La lecture stochastique survendue de 14/17 sur le graphique journalier peut soutenir un rebond à court terme vers 1 935 $ - 1 955 $, et un maintien au-dessus de ce niveau peut conduire à une reprise s'étendant vers 1 985 $ - 2 010 $.
Mais si les détenteurs de positions longues le souhaitent, ils peuvent également considérer la correction à court terme de l'or comme une occasion d'acheter à un rabais significatif - ce qui pourrait ne pas être possible si les retombées de la guerre en Ukraine et l'impact géopolitique et économique qui en découle s'avèrent plus importants que toute hausse des taux de la Fed.
Dans un tel scénario, l'or pourrait s'ancrer fermement dans le territoire des 2 000 dollars à partir de la mi-juin, pour franchir les records d'août 2020 de 2 121,70 dollars sur les contrats à terme COMEX de New York et de 2 073,41 dollars sur l'or au comptant.

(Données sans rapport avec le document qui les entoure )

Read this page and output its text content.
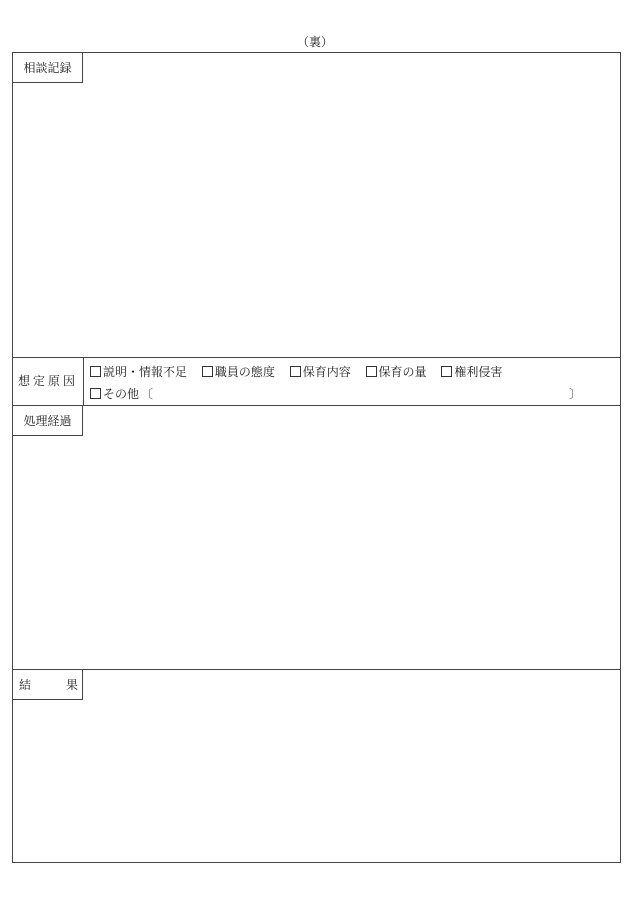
（裏）
相談記録
想定原因
説明・情報不足 職員の態度 保育内容 保育の量 権利侵害
その他 〔	〕
処理経過
結　果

"Si l'or s'enfonce maintenant dans les 1 825 $, voire les 1 800 $, il pourrait s'agir d'un dernier appel pour monter à bord, avant le début de la prochaine grande et énorme course haussière qui a pour objectifs initiaux les 2 150 $ et les 2 500 $ au cours des deux prochains trimestres ", a déclaré Dixit.
Avertissement : Barani Krishnan utilise un éventail de points de vue différents des siens pour apporter de la diversité à son analyse de tout marché. Par souci de neutralité, il présente parfois des opinions contraires et des variables de marché. Il ne détient pas de positions dans les matières premières et les titres sur lesquels il écrit.